Suriye halkına ait olan zengin petrol kaynaklarının, uluslararası hukuk hiçe sayılarak PKK/YPG terör örgütüne gelir getiren bir ranta dönüşmesi karşısında Şam’ın, Rusya’nın ve Türkiye’nin nasıl bir refleks vereceğini önümüzdeki kritik süreçte hep birlikte göreceğiz.

Amerika’nın tutumunu ve tarafgirliğini zaten ifade etmiştik, ancak “Sezar Suriye Sivil Koruma Yasası” dâhilinde YPG/PKK’ya 21 milyon dolar civarında nakdî yardım yaptığının, bu destekle terör örgütü PKK’nın rahatladığının ve lejyonerlerine ödediği aylıklara yüzde 150 oranında zam yaptığının altını çizmemizde fayda var.

ABD’nin yardımları elbet bununla da sınırlı değildi. “SDG” adını kullanarak gücüne güç katan YPG/PKK’ya Kovid-19’u önleme ve sağlık yardımı için de 1,2 milyon dolar verdiklerini unutmayalım! Üstelik de Türkiye'nin, salgından en çok etkilenen ülkelerin başında gelen ABD’ye askerî kargo uçağı ile iki kez tıbbî yardım yapmasının akabinde…

PKK terör örgütünün bundan önceki kazançları hep illegaldi; uyuşturucu, silah, petrol, organ ve insan kaçakçılığı… Bu anlaşma ile birlikte legal çapta SDG’yi paravan olarak kullanmaya başlayacaklar. Hattâ başladılar bile…

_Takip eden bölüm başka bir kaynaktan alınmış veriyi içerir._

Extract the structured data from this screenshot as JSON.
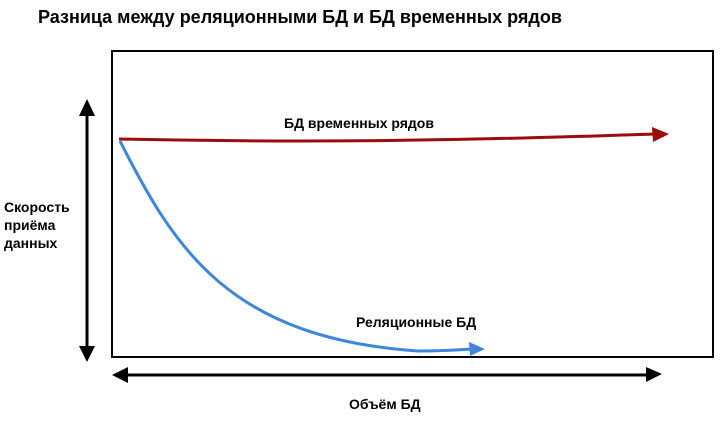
{
  "title": "Разница между реляционными БД и БД временных рядов",
  "y_axis_label": [
    "Скорость",
    "приёма",
    "данных"
  ],
  "x_axis_label": "Объём БД",
  "series": {
    "timeseries": {
      "label": "БД временных рядов",
      "color": "#9b0d0d"
    },
    "relational": {
      "label": "Реляционные БД",
      "color": "#3d86db"
    }
  },
  "axis_color": "#000000"
}
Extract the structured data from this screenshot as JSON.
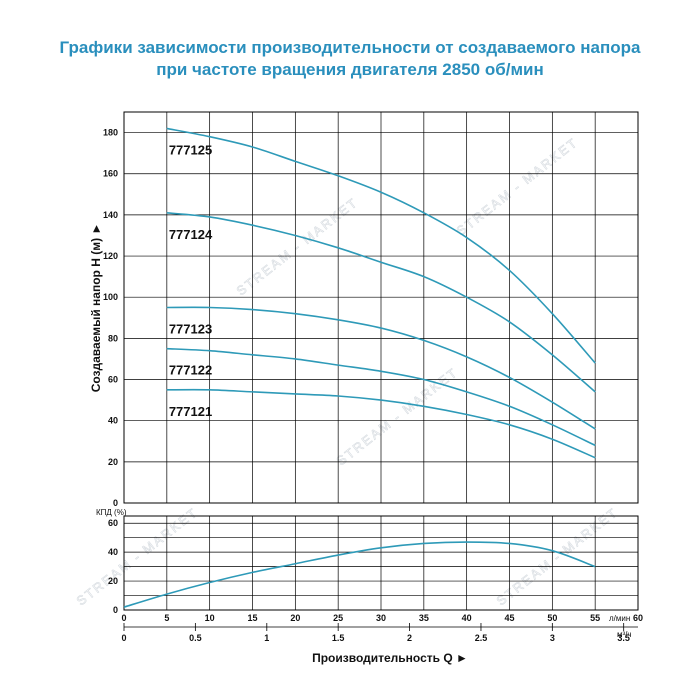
{
  "title_line1": "Графики зависимости производительности от создаваемого напора",
  "title_line2": "при частоте вращения двигателя 2850 об/мин",
  "watermark": "STREAM - MARKET",
  "colors": {
    "title": "#2a8fbd",
    "curve": "#2e9ab8",
    "grid": "#000000"
  },
  "chart_data": [
    {
      "type": "line",
      "ylabel": "Создаваемый напор H (м) ►",
      "xlabel": "Производительность Q ►",
      "x_unit": "л/мин",
      "x2_unit": "м³/ч",
      "xlim": [
        0,
        60
      ],
      "ylim": [
        0,
        190
      ],
      "x_ticks": [
        0,
        5,
        10,
        15,
        20,
        25,
        30,
        35,
        40,
        45,
        50,
        55,
        60
      ],
      "y_ticks": [
        0,
        20,
        40,
        60,
        80,
        100,
        120,
        140,
        160,
        180
      ],
      "x2_ticks": [
        "0",
        "0.5",
        "1",
        "1.5",
        "2",
        "2.5",
        "3",
        "3.5"
      ],
      "x2_tick_values": [
        0,
        8.33,
        16.67,
        25,
        33.33,
        41.67,
        50,
        58.33
      ],
      "grid": true,
      "series": [
        {
          "name": "777125",
          "x": [
            5,
            10,
            15,
            20,
            25,
            30,
            35,
            40,
            45,
            50,
            55
          ],
          "y": [
            182,
            178,
            173,
            166,
            159,
            151,
            141,
            129,
            113,
            92,
            68
          ]
        },
        {
          "name": "777124",
          "x": [
            5,
            10,
            15,
            20,
            25,
            30,
            35,
            40,
            45,
            50,
            55
          ],
          "y": [
            141,
            139,
            135,
            130,
            124,
            117,
            110,
            100,
            88,
            72,
            54
          ]
        },
        {
          "name": "777123",
          "x": [
            5,
            10,
            15,
            20,
            25,
            30,
            35,
            40,
            45,
            50,
            55
          ],
          "y": [
            95,
            95,
            94,
            92,
            89,
            85,
            79,
            71,
            61,
            49,
            36
          ]
        },
        {
          "name": "777122",
          "x": [
            5,
            10,
            15,
            20,
            25,
            30,
            35,
            40,
            45,
            50,
            55
          ],
          "y": [
            75,
            74,
            72,
            70,
            67,
            64,
            60,
            54,
            47,
            38,
            28
          ]
        },
        {
          "name": "777121",
          "x": [
            5,
            10,
            15,
            20,
            25,
            30,
            35,
            40,
            45,
            50,
            55
          ],
          "y": [
            55,
            55,
            54,
            53,
            52,
            50,
            47,
            43,
            38,
            31,
            22
          ]
        }
      ]
    },
    {
      "type": "line",
      "ylabel": "КПД (%)",
      "xlim": [
        0,
        60
      ],
      "ylim": [
        0,
        65
      ],
      "y_ticks": [
        0,
        20,
        40,
        60
      ],
      "grid": true,
      "series": [
        {
          "name": "КПД",
          "x": [
            0,
            5,
            10,
            15,
            20,
            25,
            30,
            35,
            40,
            45,
            50,
            55
          ],
          "y": [
            2,
            11,
            19,
            26,
            32,
            38,
            43,
            46,
            47,
            46,
            41,
            30
          ]
        }
      ]
    }
  ]
}
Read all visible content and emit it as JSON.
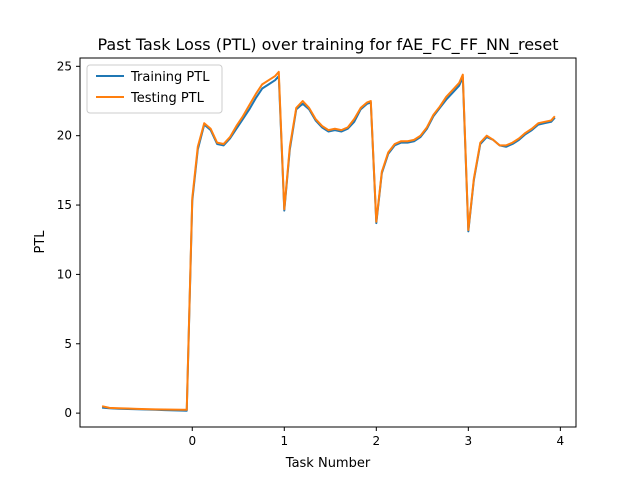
{
  "chart_data": {
    "type": "line",
    "title": "Past Task Loss (PTL) over training for fAE_FC_FF_NN_reset",
    "xlabel": "Task Number",
    "ylabel": "PTL",
    "xlim": [
      -1.22,
      4.17
    ],
    "ylim": [
      -1.0,
      25.6
    ],
    "xticks": [
      0,
      1,
      2,
      3,
      4
    ],
    "yticks": [
      0,
      5,
      10,
      15,
      20,
      25
    ],
    "grid": false,
    "legend_position": "top-left",
    "series": [
      {
        "name": "Training PTL",
        "color": "#1f77b4",
        "x": [
          -0.98,
          -0.9,
          -0.8,
          -0.7,
          -0.6,
          -0.5,
          -0.4,
          -0.3,
          -0.2,
          -0.1,
          -0.06,
          0.0,
          0.06,
          0.13,
          0.2,
          0.27,
          0.34,
          0.41,
          0.48,
          0.55,
          0.62,
          0.69,
          0.76,
          0.83,
          0.9,
          0.94,
          1.0,
          1.06,
          1.13,
          1.2,
          1.27,
          1.34,
          1.41,
          1.48,
          1.55,
          1.62,
          1.69,
          1.76,
          1.83,
          1.9,
          1.94,
          2.0,
          2.06,
          2.13,
          2.2,
          2.27,
          2.34,
          2.41,
          2.48,
          2.55,
          2.62,
          2.69,
          2.76,
          2.83,
          2.9,
          2.94,
          3.0,
          3.06,
          3.13,
          3.2,
          3.27,
          3.34,
          3.41,
          3.48,
          3.55,
          3.62,
          3.69,
          3.76,
          3.83,
          3.9,
          3.94
        ],
        "values": [
          0.4,
          0.35,
          0.32,
          0.3,
          0.28,
          0.26,
          0.24,
          0.22,
          0.2,
          0.18,
          0.17,
          15.3,
          19.0,
          20.8,
          20.4,
          19.4,
          19.3,
          19.8,
          20.5,
          21.2,
          21.9,
          22.7,
          23.4,
          23.7,
          24.0,
          24.3,
          14.6,
          19.0,
          21.9,
          22.3,
          21.9,
          21.1,
          20.6,
          20.3,
          20.4,
          20.3,
          20.5,
          21.0,
          21.9,
          22.3,
          22.4,
          13.7,
          17.3,
          18.7,
          19.3,
          19.5,
          19.5,
          19.6,
          19.9,
          20.5,
          21.4,
          22.0,
          22.6,
          23.1,
          23.6,
          24.2,
          13.1,
          16.8,
          19.4,
          19.9,
          19.7,
          19.3,
          19.2,
          19.4,
          19.7,
          20.1,
          20.4,
          20.8,
          20.9,
          21.0,
          21.3
        ]
      },
      {
        "name": "Testing PTL",
        "color": "#ff7f0e",
        "x": [
          -0.98,
          -0.9,
          -0.8,
          -0.7,
          -0.6,
          -0.5,
          -0.4,
          -0.3,
          -0.2,
          -0.1,
          -0.06,
          0.0,
          0.06,
          0.13,
          0.2,
          0.27,
          0.34,
          0.41,
          0.48,
          0.55,
          0.62,
          0.69,
          0.76,
          0.83,
          0.9,
          0.94,
          1.0,
          1.06,
          1.13,
          1.2,
          1.27,
          1.34,
          1.41,
          1.48,
          1.55,
          1.62,
          1.69,
          1.76,
          1.83,
          1.9,
          1.94,
          2.0,
          2.06,
          2.13,
          2.2,
          2.27,
          2.34,
          2.41,
          2.48,
          2.55,
          2.62,
          2.69,
          2.76,
          2.83,
          2.9,
          2.94,
          3.0,
          3.06,
          3.13,
          3.2,
          3.27,
          3.34,
          3.41,
          3.48,
          3.55,
          3.62,
          3.69,
          3.76,
          3.83,
          3.9,
          3.94
        ],
        "values": [
          0.5,
          0.38,
          0.35,
          0.33,
          0.31,
          0.29,
          0.27,
          0.26,
          0.25,
          0.24,
          0.24,
          15.5,
          19.2,
          20.9,
          20.5,
          19.5,
          19.4,
          19.9,
          20.7,
          21.4,
          22.2,
          23.0,
          23.7,
          24.0,
          24.3,
          24.6,
          14.7,
          19.2,
          22.0,
          22.5,
          22.0,
          21.2,
          20.7,
          20.4,
          20.5,
          20.4,
          20.6,
          21.2,
          22.0,
          22.4,
          22.5,
          13.8,
          17.4,
          18.8,
          19.4,
          19.6,
          19.6,
          19.7,
          20.0,
          20.6,
          21.5,
          22.1,
          22.8,
          23.3,
          23.8,
          24.4,
          13.2,
          16.9,
          19.5,
          20.0,
          19.7,
          19.3,
          19.3,
          19.5,
          19.8,
          20.2,
          20.5,
          20.9,
          21.0,
          21.1,
          21.4
        ]
      }
    ]
  }
}
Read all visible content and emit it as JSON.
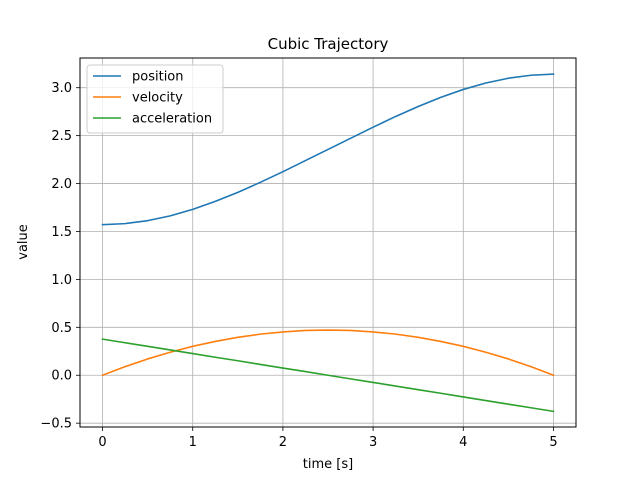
{
  "chart_data": {
    "type": "line",
    "title": "Cubic Trajectory",
    "xlabel": "time [s]",
    "ylabel": "value",
    "xlim": [
      -0.25,
      5.25
    ],
    "ylim": [
      -0.54,
      3.31
    ],
    "xticks": [
      0,
      1,
      2,
      3,
      4,
      5
    ],
    "xtick_labels": [
      "0",
      "1",
      "2",
      "3",
      "4",
      "5"
    ],
    "yticks": [
      -0.5,
      0.0,
      0.5,
      1.0,
      1.5,
      2.0,
      2.5,
      3.0
    ],
    "ytick_labels": [
      "−0.5",
      "0.0",
      "0.5",
      "1.0",
      "1.5",
      "2.0",
      "2.5",
      "3.0"
    ],
    "grid": true,
    "legend_position": "top-left",
    "x": [
      0,
      0.25,
      0.5,
      0.75,
      1.0,
      1.25,
      1.5,
      1.75,
      2.0,
      2.25,
      2.5,
      2.75,
      3.0,
      3.25,
      3.5,
      3.75,
      4.0,
      4.25,
      4.5,
      4.75,
      5.0
    ],
    "series": [
      {
        "name": "position",
        "color": "#1f77b4",
        "values": [
          1.571,
          1.582,
          1.613,
          1.663,
          1.731,
          1.814,
          1.908,
          2.013,
          2.124,
          2.24,
          2.356,
          2.472,
          2.588,
          2.7,
          2.804,
          2.899,
          2.982,
          3.049,
          3.099,
          3.13,
          3.142
        ]
      },
      {
        "name": "velocity",
        "color": "#ff7f0e",
        "values": [
          0.0,
          0.09,
          0.17,
          0.24,
          0.302,
          0.353,
          0.396,
          0.429,
          0.452,
          0.467,
          0.471,
          0.467,
          0.452,
          0.429,
          0.396,
          0.353,
          0.302,
          0.24,
          0.17,
          0.09,
          0.0
        ]
      },
      {
        "name": "acceleration",
        "color": "#2ca02c",
        "values": [
          0.377,
          0.339,
          0.302,
          0.264,
          0.226,
          0.188,
          0.151,
          0.113,
          0.075,
          0.038,
          0.0,
          -0.038,
          -0.075,
          -0.113,
          -0.151,
          -0.188,
          -0.226,
          -0.264,
          -0.302,
          -0.339,
          -0.377
        ]
      }
    ]
  }
}
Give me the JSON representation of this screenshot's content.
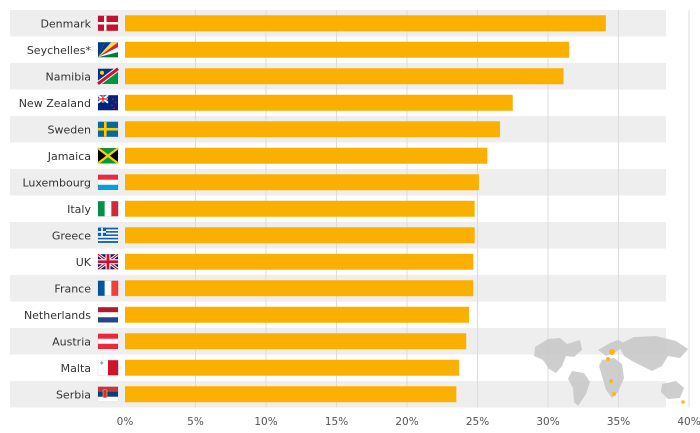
{
  "chart_data": {
    "type": "bar",
    "orientation": "horizontal",
    "categories": [
      "Denmark",
      "Seychelles*",
      "Namibia",
      "New Zealand",
      "Sweden",
      "Jamaica",
      "Luxembourg",
      "Italy",
      "Greece",
      "UK",
      "France",
      "Netherlands",
      "Austria",
      "Malta",
      "Serbia"
    ],
    "values": [
      34.1,
      31.5,
      31.1,
      27.5,
      26.6,
      25.7,
      25.1,
      24.8,
      24.8,
      24.7,
      24.7,
      24.4,
      24.2,
      23.7,
      23.5
    ],
    "flag_icons": [
      "flag-denmark-icon",
      "flag-seychelles-icon",
      "flag-namibia-icon",
      "flag-new-zealand-icon",
      "flag-sweden-icon",
      "flag-jamaica-icon",
      "flag-luxembourg-icon",
      "flag-italy-icon",
      "flag-greece-icon",
      "flag-uk-icon",
      "flag-france-icon",
      "flag-netherlands-icon",
      "flag-austria-icon",
      "flag-malta-icon",
      "flag-serbia-icon"
    ],
    "x_ticks": [
      "0%",
      "5%",
      "10%",
      "15%",
      "20%",
      "25%",
      "30%",
      "35%",
      "40%"
    ],
    "xlim": [
      0,
      40
    ],
    "grid": true,
    "bar_color": "#fbb000",
    "stripe_color": "#eeeeee",
    "label_color": "#333333",
    "decoration": "world-map-icon"
  }
}
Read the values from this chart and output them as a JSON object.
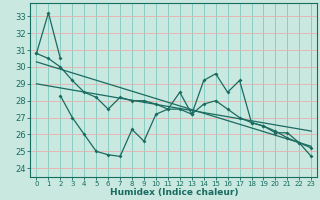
{
  "xlabel": "Humidex (Indice chaleur)",
  "xlim": [
    -0.5,
    23.5
  ],
  "ylim": [
    23.5,
    33.8
  ],
  "yticks": [
    24,
    25,
    26,
    27,
    28,
    29,
    30,
    31,
    32,
    33
  ],
  "xticks": [
    0,
    1,
    2,
    3,
    4,
    5,
    6,
    7,
    8,
    9,
    10,
    11,
    12,
    13,
    14,
    15,
    16,
    17,
    18,
    19,
    20,
    21,
    22,
    23
  ],
  "bg_color": "#c8e8e0",
  "line_color": "#1a6b60",
  "grid_h_color": "#e8b0b0",
  "grid_v_color": "#80c8c0",
  "line1_x": [
    0,
    1,
    2
  ],
  "line1_y": [
    30.8,
    33.2,
    30.5
  ],
  "line2_x": [
    2,
    3,
    4,
    5,
    6,
    7,
    8,
    9,
    10,
    11,
    12,
    13,
    14,
    15,
    16,
    17,
    18,
    19,
    20,
    21,
    22,
    23
  ],
  "line2_y": [
    28.3,
    27.0,
    26.0,
    25.0,
    24.8,
    24.7,
    26.3,
    25.6,
    27.2,
    27.5,
    28.5,
    27.2,
    29.2,
    29.6,
    28.5,
    29.2,
    26.7,
    26.5,
    26.1,
    26.1,
    25.5,
    24.7
  ],
  "line3_x": [
    0,
    1,
    2,
    3,
    4,
    5,
    6,
    7,
    8,
    9,
    10,
    11,
    12,
    13,
    14,
    15,
    16,
    17,
    18,
    19,
    20,
    21,
    22,
    23
  ],
  "line3_y": [
    30.8,
    30.5,
    30.0,
    29.2,
    28.5,
    28.2,
    27.5,
    28.2,
    28.0,
    28.0,
    27.8,
    27.5,
    27.5,
    27.2,
    27.8,
    28.0,
    27.5,
    27.0,
    26.7,
    26.5,
    26.2,
    25.8,
    25.5,
    25.2
  ],
  "trend1_x": [
    0,
    23
  ],
  "trend1_y": [
    30.3,
    25.3
  ],
  "trend2_x": [
    0,
    23
  ],
  "trend2_y": [
    29.0,
    26.2
  ]
}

Biz, 15 Ağustos 1984 günü, akşam saatler 21:30’u gösterdiğinde Eruh ve Şemdinli’de gerçekleştirilen silahlı eylemlerden beri örgüte “PKK” derken, müttefiklerimiz (!) Suriye’de PKK’yı önce YPG, daha sonra PYD’ye evirttiler. Şah mat eylemi ise PYD’yi SDG’ye çevirmeleriydi.

“DEAŞ’la mücadele” kılıfıyla Suriye’nin kuzeyine geçerek örgüt saflarına katılan ANTIFA adlı terör örgütü, ABD’nin PKK/YPG’ye verdiği binlerce TIR silah için âdeta köprü oluşturdu.

Türk Silahlı Kuvvetleri ve Suriye Millî Ordusu, ABD tarafından Afrin bölgesindeki kamplarda eğitilerek Zeytin Dalı ve Barış Pınarı Harekâtlarında, kendilerine karşı savaşan bu teröristleri yakından tanıyor.

Kürt kartı, PKK kartına dönüştü!

Türkiye’de uzun yıllara dayanan “Kürt meselesi”, önce iktidar dönemlerindeki “etnik ve milliyetçi” çözümlerin aksine, iki kez denenen “Kürt Açılımı”nın yine ismi belli içteki ve dıştaki mihraklarca baltalanması netîcesinde akâmete uğramış ve bunu fırsat bilen ABD, el yordamıyla Kürt kartını PKK kartına çevirmeyi başarmıştır.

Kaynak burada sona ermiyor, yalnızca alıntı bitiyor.